Le résultat de ce désordre sera, est déjà en partie politique, avec le spectacle des négationnistes de Ron Paul qui se précipitent sur des aspects de la politique de Ron Paul (Perry contre la Fed). Il est déjà, il sera de plus en plus psychologique, surtout si Ron Paul continue sa marche tranquille. Le grand écart entre la vérité de la situation et la situation de simulacre imposée par le Système ne peut qu’exacerber les psychologies jusqu’à une situation de pathologie collective. On l’a déjà dit et on le répète ici : le potentiel explosif de cette évolution vaut bien plus, infiniment plus que toutes les situations et interférences politiques qu’on puisse imaginer, jusqu’aux plus révolutionnaires, selon nos bons vieux conformismes hérités du XXème siècle.

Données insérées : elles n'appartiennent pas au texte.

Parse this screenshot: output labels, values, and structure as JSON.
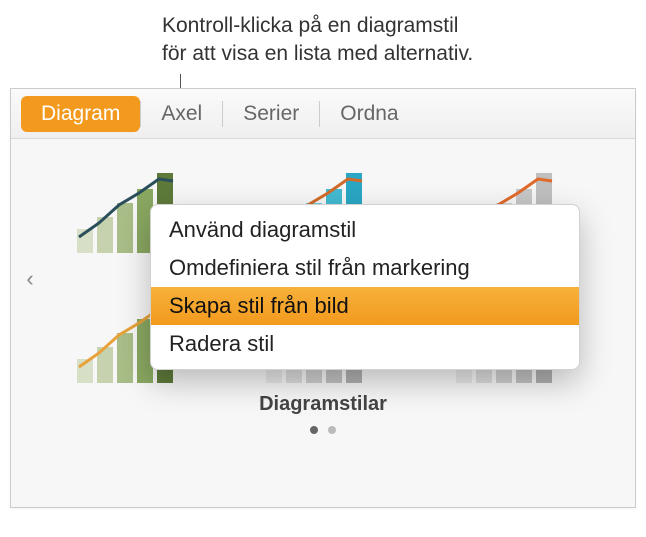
{
  "callout": {
    "line1": "Kontroll-klicka på en diagramstil",
    "line2": "för att visa en lista med alternativ."
  },
  "tabs": {
    "diagram": "Diagram",
    "axel": "Axel",
    "serier": "Serier",
    "ordna": "Ordna"
  },
  "styles": {
    "section_label": "Diagramstilar",
    "thumbs": [
      {
        "accent": "#5e7a3a",
        "line": "#2b4e5b"
      },
      {
        "accent": "#2aa7c4",
        "line": "#d06b2a"
      },
      {
        "accent": "#bfbfbf",
        "line": "#e06a2a"
      },
      {
        "accent": "#5e7a3a",
        "line": "#e8a23a"
      },
      {
        "accent": "#b0b0b0",
        "line": "#888"
      },
      {
        "accent": "#b0b0b0",
        "line": "#888"
      }
    ]
  },
  "menu": {
    "apply": "Använd diagramstil",
    "redefine": "Omdefiniera stil från markering",
    "create": "Skapa stil från bild",
    "delete": "Radera stil"
  }
}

Aux USA pour la campagne 2012, avec le vieux Ron Paul et grâce lui en soit rendue, le Système est devant nous, à visage découvert, avec ses interférences et pressions majeures sur nos psychologies, pour tenter de les infecter, dans un dernier effort de la perversion du Mal dont il est le représentant et le dépositaire exclusifs. Toutes les perversions et les innombrables faiblesses humaines, d’un Krauthammer à un Perry et à leurs divers manipulateurs washingtoniens, ne suffiront jamais à lui assurer le succès, dès lors que lui-même, le Système, est engagé dans son entreprise de subversion par un processus tel qu’il nourrit en même temps, et par-dessus tout, la tendance autodestructrice qui est la marque finale principale de son développement.